I only gave three stars because unlike others I HATE the fact that it alternated chapters between then and now. It makes NO SENSE to overlap these two stories and while I would've loved to have read both stories, one at a time would make so much more sense in this instance. I like other parallel story books so it's not that, it's just that I feel that these two books are so dissimilar.
Fascinating story, connecting the plight of the gay community in the 1980s (when AIDS was first becoming known as 'the gay plague') with one of my favourite fairy tales by Hans Christian Andersen. The two stories are weaved almost seamlessly together, with every other chapter being about Eliza in the 17th century and every other chapter being about Elias in the 20th century. The shifts never seem abrupt or disruptive, as one keeps finding parallels from one story line to the other. Names, places and events occur in both stories - some so subtle that I only notice them on my 3rd read through. It's a poignant and moving book that I'd recommend to anybody.
This is a very special book and brings hard sad facts together with a beautiful fairy tale ... I wholeheartedly recommend reading this and thank the author for writing it x
What a haunting an evocative beautiful book. I couldn't put it down. It was like reading two separate stories, yet they seemed interwoven. It takes incredible talent to work different plot lines, and different characters into one book and still keep the reader's attention. I remember well the times she wrote about in the 1980s... We had friends who lived that carefree lifestyle, never realizing until too late the fatal error. Innocence woven into decadence! This book works!
Each story was so rich in content that you started each chapter with an "ah," here we go again... Such joy to return! I am blown away by this author and I will watch for her books in the future.
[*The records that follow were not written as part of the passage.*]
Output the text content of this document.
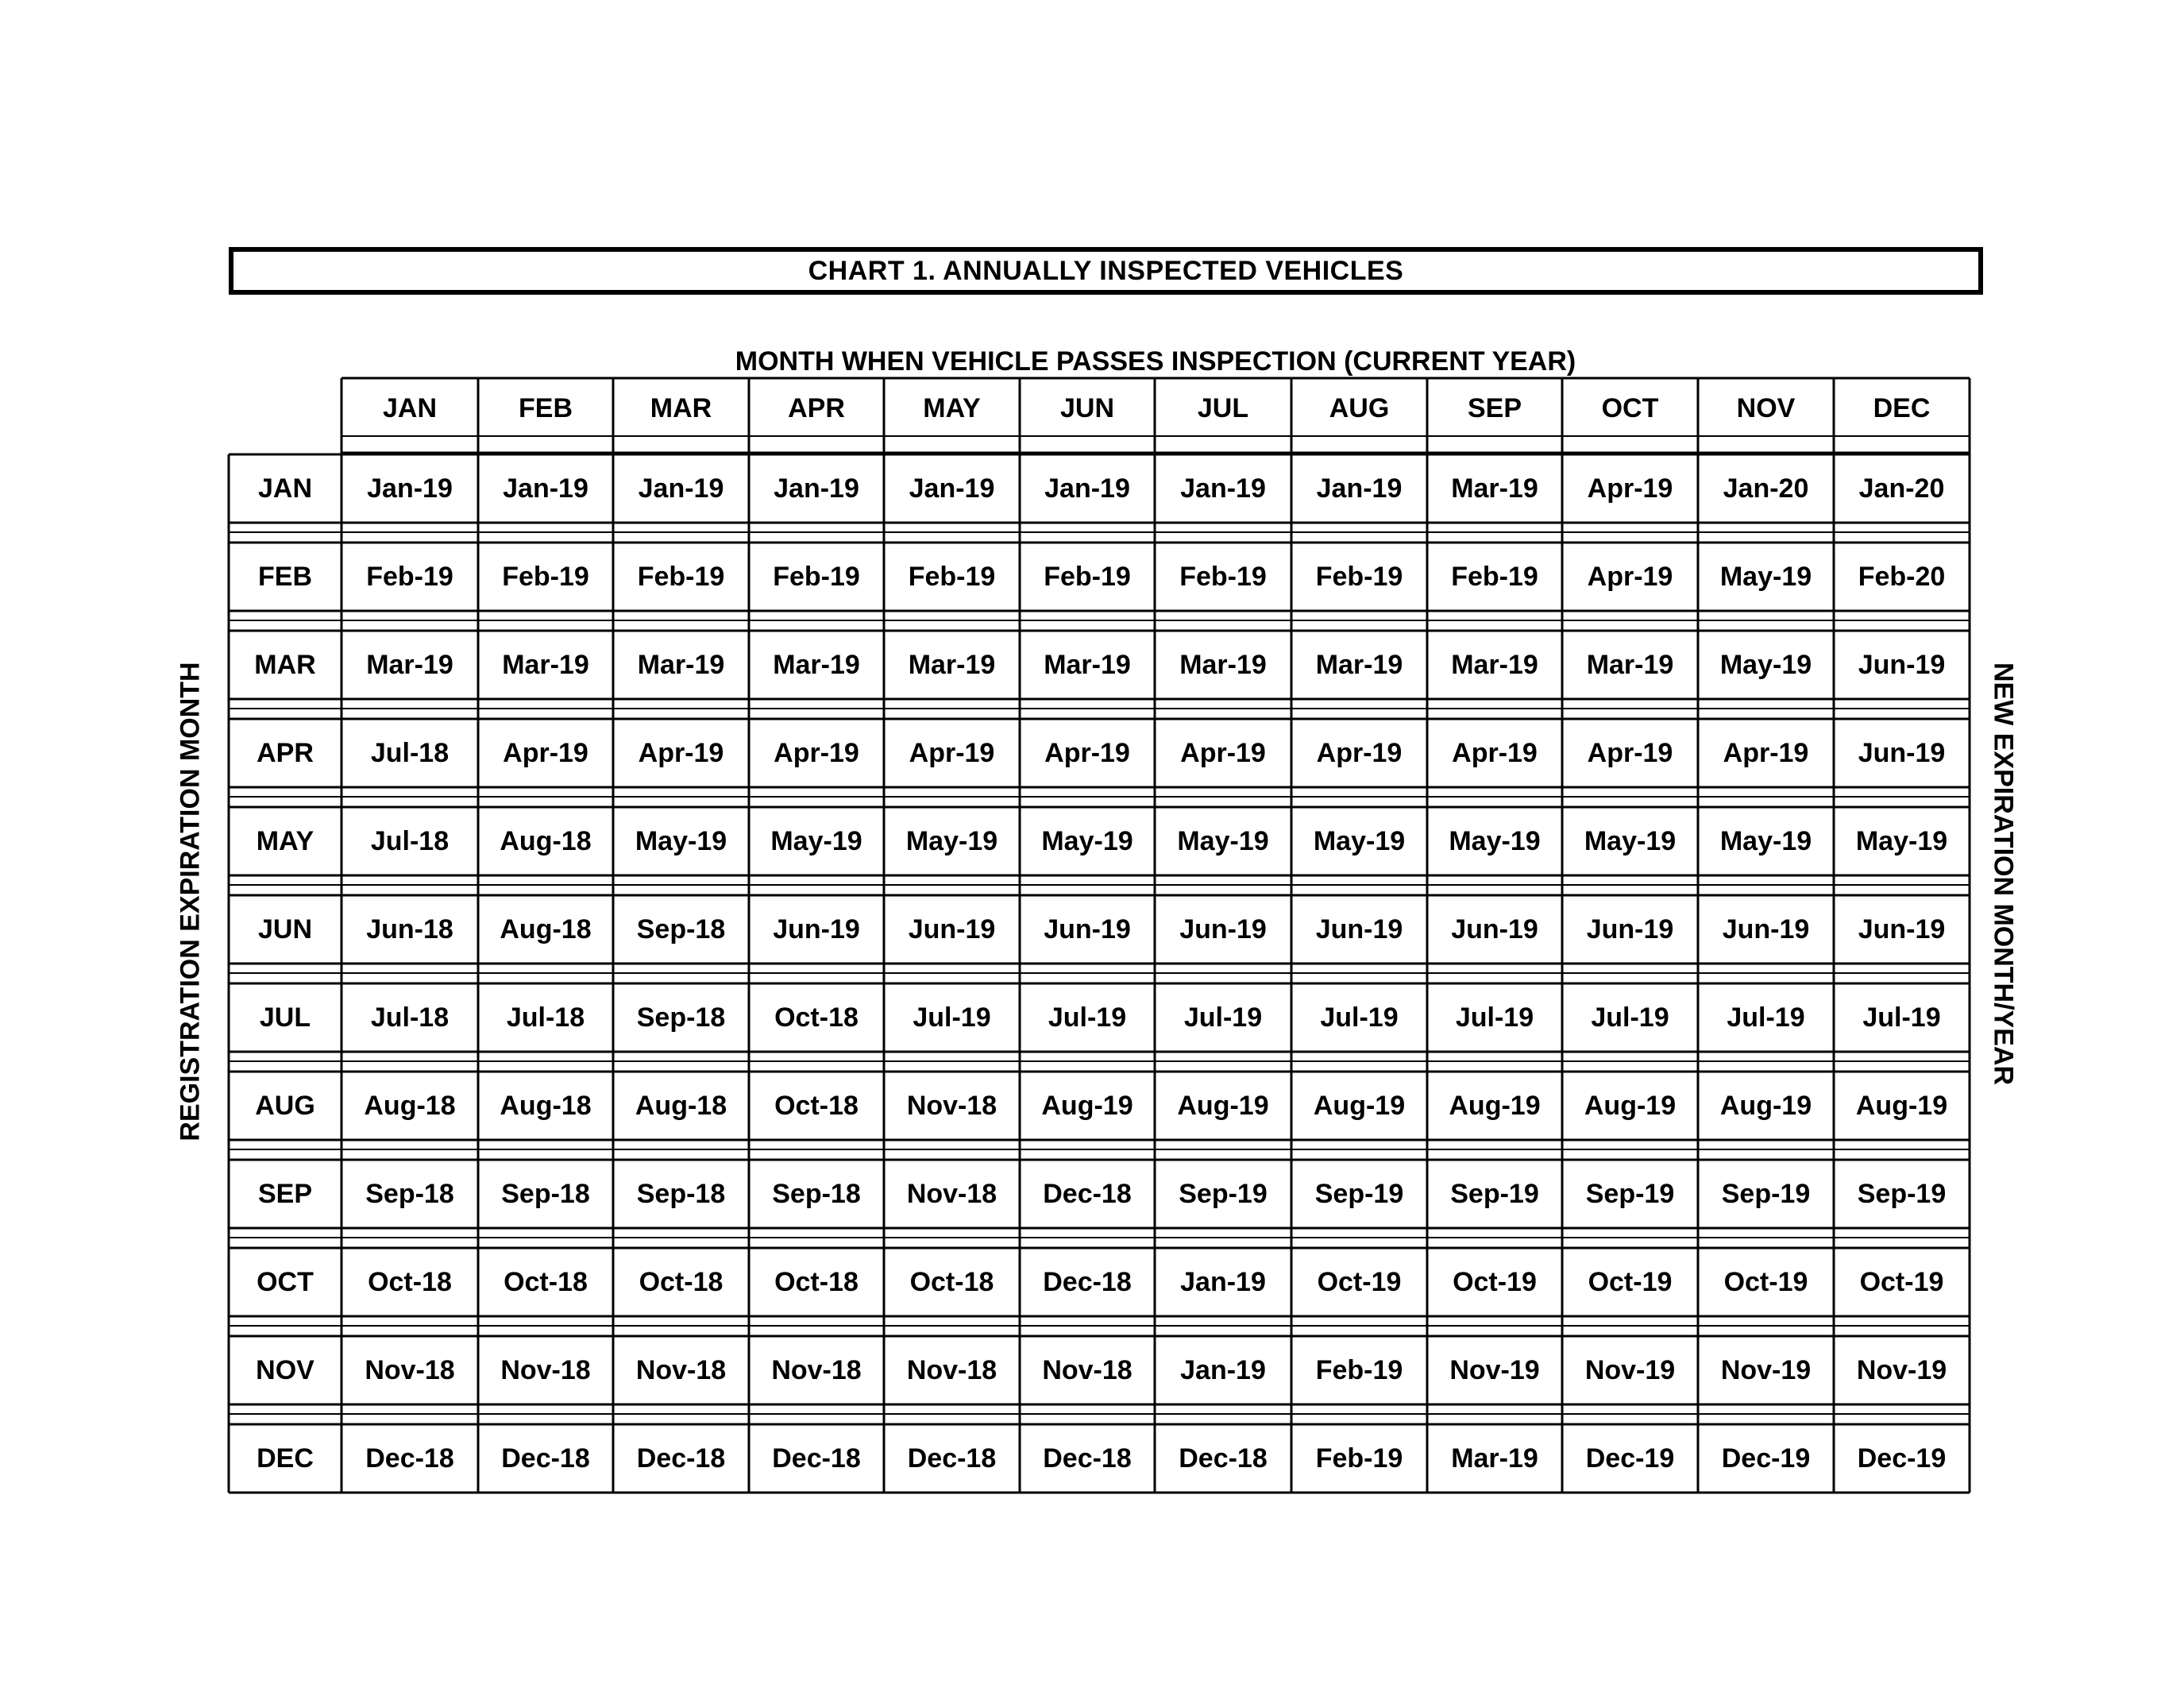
CHART 1. ANNUALLY INSPECTED VEHICLES
MONTH WHEN VEHICLE PASSES INSPECTION (CURRENT YEAR)
REGISTRATION EXPIRATION MONTH	NEW EXPIRATION MONTH/YEAR
JAN	FEB	MAR	APR	MAY	JUN	JUL	AUG	SEP	OCT	NOV	DEC
JAN	Jan-19	Jan-19	Jan-19	Jan-19	Jan-19	Jan-19	Jan-19	Jan-19	Mar-19	Apr-19	Jan-20	Jan-20
FEB	Feb-19	Feb-19	Feb-19	Feb-19	Feb-19	Feb-19	Feb-19	Feb-19	Feb-19	Apr-19	May-19	Feb-20
MAR	Mar-19	Mar-19	Mar-19	Mar-19	Mar-19	Mar-19	Mar-19	Mar-19	Mar-19	Mar-19	May-19	Jun-19
APR	Jul-18	Apr-19	Apr-19	Apr-19	Apr-19	Apr-19	Apr-19	Apr-19	Apr-19	Apr-19	Apr-19	Jun-19
MAY	Jul-18	Aug-18	May-19	May-19	May-19	May-19	May-19	May-19	May-19	May-19	May-19	May-19
JUN	Jun-18	Aug-18	Sep-18	Jun-19	Jun-19	Jun-19	Jun-19	Jun-19	Jun-19	Jun-19	Jun-19	Jun-19
JUL	Jul-18	Jul-18	Sep-18	Oct-18	Jul-19	Jul-19	Jul-19	Jul-19	Jul-19	Jul-19	Jul-19	Jul-19
AUG	Aug-18	Aug-18	Aug-18	Oct-18	Nov-18	Aug-19	Aug-19	Aug-19	Aug-19	Aug-19	Aug-19	Aug-19
SEP	Sep-18	Sep-18	Sep-18	Sep-18	Nov-18	Dec-18	Sep-19	Sep-19	Sep-19	Sep-19	Sep-19	Sep-19
OCT	Oct-18	Oct-18	Oct-18	Oct-18	Oct-18	Dec-18	Jan-19	Oct-19	Oct-19	Oct-19	Oct-19	Oct-19
NOV	Nov-18	Nov-18	Nov-18	Nov-18	Nov-18	Nov-18	Jan-19	Feb-19	Nov-19	Nov-19	Nov-19	Nov-19
DEC	Dec-18	Dec-18	Dec-18	Dec-18	Dec-18	Dec-18	Dec-18	Feb-19	Mar-19	Dec-19	Dec-19	Dec-19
A good story, and interesting retelling of the Six Swans pieced together with the tale of men who began to die needlessly in the early 1980s of a mysterious disease that, at first, seemed only to strike gay men.
I enjoyed the retelling - there are 11 brothers, and they are disowned by their father as traitors, then cursed to be swans by their stepmother (who is satisfyingly horrid). Eliza is cast out for speaking on their behalf. When she finds her brothers, they strike out for the New World to find a better life, and it is there that Eliza discovers the way to save them. At one point, the youngest brother tells Eliza how ashamed he feels, how separate from man and God, how deeply he feels this is a curse.
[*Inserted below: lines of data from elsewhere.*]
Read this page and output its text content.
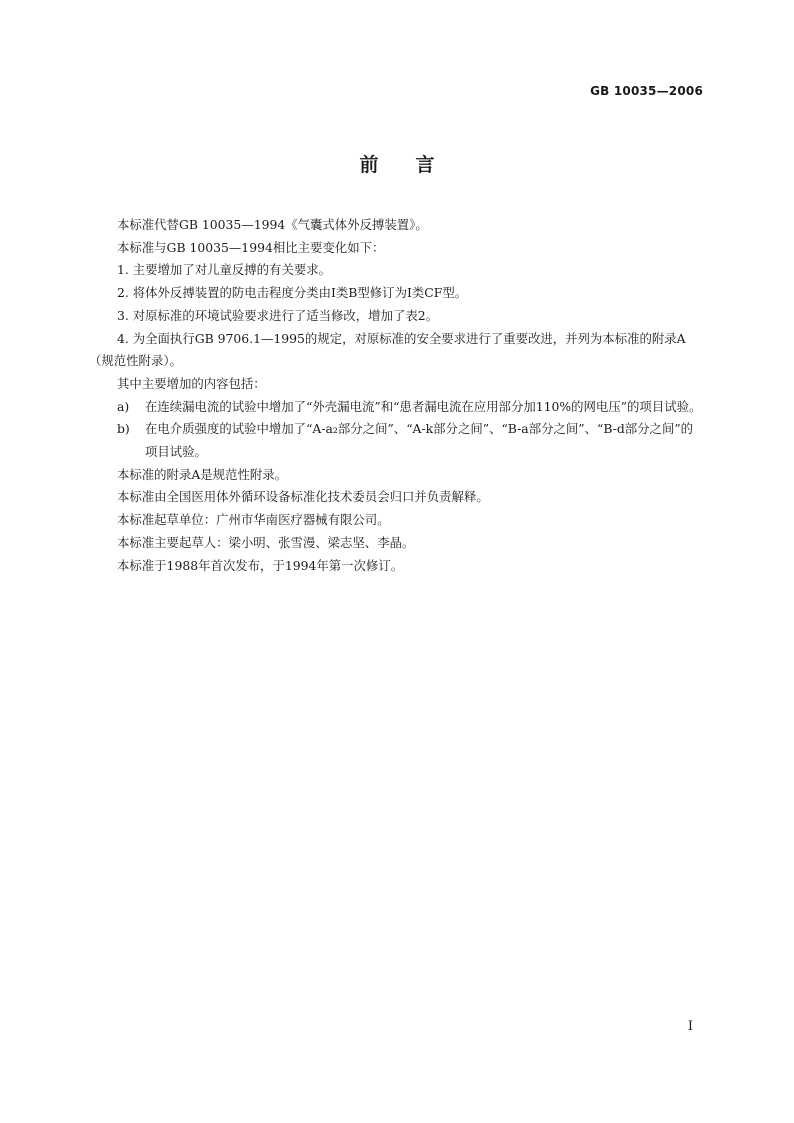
GB 10035—2006
前言

本标准代替GB 10035—1994《气囊式体外反搏装置》。

本标准与GB 10035—1994相比主要变化如下：

1. 主要增加了对儿童反搏的有关要求。

2. 将体外反搏装置的防电击程度分类由Ⅰ类B型修订为Ⅰ类CF型。

3. 对原标准的环境试验要求进行了适当修改，增加了表2。

4. 为全面执行GB 9706.1—1995的规定，对原标准的安全要求进行了重要改进，并列为本标准的附录A（规范性附录）。

其中主要增加的内容包括：

a)	在连续漏电流的试验中增加了“外壳漏电流”和“患者漏电流在应用部分加110%的网电压”的项目试验。
b)	在电介质强度的试验中增加了“A-a₂部分之间”、“A-k部分之间”、“B-a部分之间”、“B-d部分之间”的项目试验。

本标准的附录A是规范性附录。

本标准由全国医用体外循环设备标准化技术委员会归口并负责解释。

本标准起草单位：广州市华南医疗器械有限公司。

本标准主要起草人：梁小明、张雪漫、梁志坚、李晶。

本标准于1988年首次发布，于1994年第一次修订。

I
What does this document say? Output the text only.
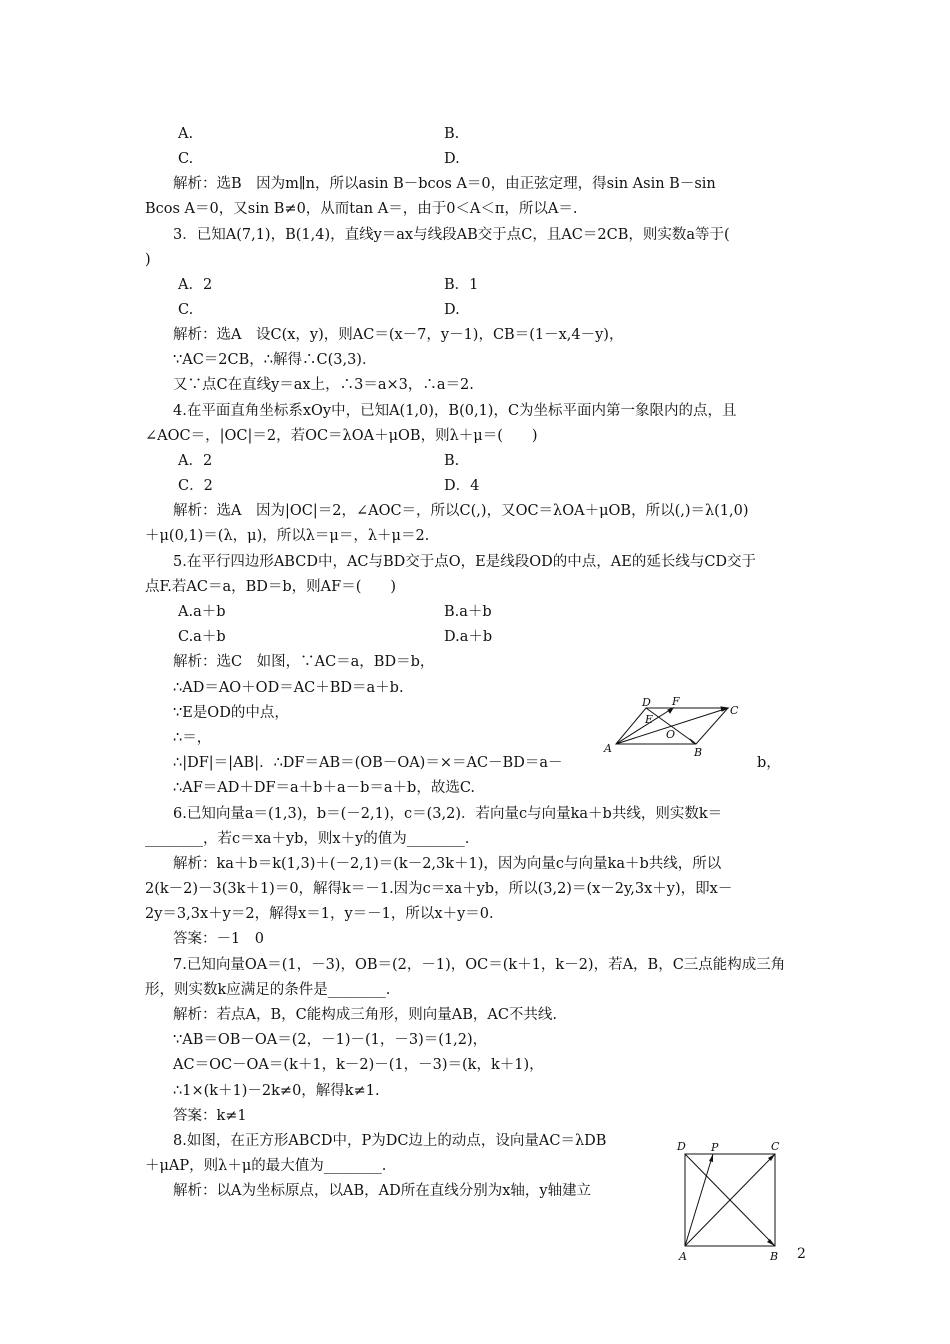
A.	B.
C.	D.
解析：选B　因为m∥n，所以asin B－bcos A＝0，由正弦定理，得sin Asin B－sin
Bcos A＝0，又sin B≠0，从而tan A＝，由于0＜A＜π，所以A＝.
3．已知A(7,1)，B(1,4)，直线y＝ax与线段AB交于点C，且AC＝2CB，则实数a等于(
)
A．2	B．1
C.	D.
解析：选A　设C(x，y)，则AC＝(x－7，y－1)，CB＝(1－x,4－y)，
∵AC＝2CB，∴解得∴C(3,3)．
又∵点C在直线y＝ax上，∴3＝a×3，∴a＝2.
4.在平面直角坐标系xOy中，已知A(1,0)，B(0,1)，C为坐标平面内第一象限内的点，且
∠AOC＝，|OC|＝2，若OC＝λOA＋μOB，则λ＋μ＝(　　)
A．2	B.
C．2	D．4
解析：选A　因为|OC|＝2，∠AOC＝，所以C(,)，又OC＝λOA＋μOB，所以(,)＝λ(1,0)
＋μ(0,1)＝(λ，μ)，所以λ＝μ＝，λ＋μ＝2.
5.在平行四边形ABCD中，AC与BD交于点O，E是线段OD的中点，AE的延长线与CD交于
点F.若AC＝a，BD＝b，则AF＝(　　)
A.a＋b	B.a＋b
C.a＋b	D.a＋b
解析：选C　如图，∵AC＝a，BD＝b，
∴AD＝AO＋OD＝AC＋BD＝a＋b.
∵E是OD的中点，
∴＝，
∴|DF|＝|AB|．∴DF＝AB＝(OB－OA)＝×＝AC－BD＝a－
∴AF＝AD＋DF＝a＋b＋a－b＝a＋b，故选C.
6.已知向量a＝(1,3)，b＝(－2,1)，c＝(3,2)．若向量c与向量ka＋b共线，则实数k＝
________，若c＝xa＋yb，则x＋y的值为________.
解析：ka＋b＝k(1,3)＋(－2,1)＝(k－2,3k＋1)，因为向量c与向量ka＋b共线，所以
2(k－2)－3(3k＋1)＝0，解得k＝－1.因为c＝xa＋yb，所以(3,2)＝(x－2y,3x＋y)，即x－
2y＝3,3x＋y＝2，解得x＝1，y＝－1，所以x＋y＝0.
答案：－1　0
7.已知向量OA＝(1，－3)，OB＝(2，－1)，OC＝(k＋1，k－2)，若A，B，C三点能构成三角
形，则实数k应满足的条件是________.
解析：若点A，B，C能构成三角形，则向量AB，AC不共线.
∵AB＝OB－OA＝(2，－1)－(1，－3)＝(1,2)，
AC＝OC－OA＝(k＋1，k－2)－(1，－3)＝(k，k＋1)，
∴1×(k＋1)－2k≠0，解得k≠1.
答案：k≠1
8.如图，在正方形ABCD中，P为DC边上的动点，设向量AC＝λDB
＋μAP，则λ＋μ的最大值为________.
解析：以A为坐标原点，以AB，AD所在直线分别为x轴，y轴建立
b，
A	B
C
D
E
F
O
D P	C
A	B 2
The story of Elias was good but sad, for many reasons. I was aware of the AIDS epidemic and angry about how it got so bad so quickly - how the disease was ignored because of the victims, how it was misunderstood, how so many suffered horrible deaths - but it was still very distant. Elias' story made it much more personal, gave me a small glimpse of the way things worked then. Elias has to come to terms with being gay in a world where that is still not accepted, without family, and in a world where the people who accept him are dying.
The two stories are pieced together like a quilt - not woven. The pieces are different but they are part of the same thing. Elias learns that there isnt' anything shameful about being gay; the swans feel their curse is a shameful condition. Silence nearly costs Eliza her life; silence costs the lives of thousands of people. Fear and misunderstanding tear apart a family, a community in both stories. There is some suggestion of a family relationship - Elias' last name is Latham, and Eliza marries a Jonathan Latham after her brothers fly her to the New World to find a better life. It is hard to describe exactly how they fit, but they do.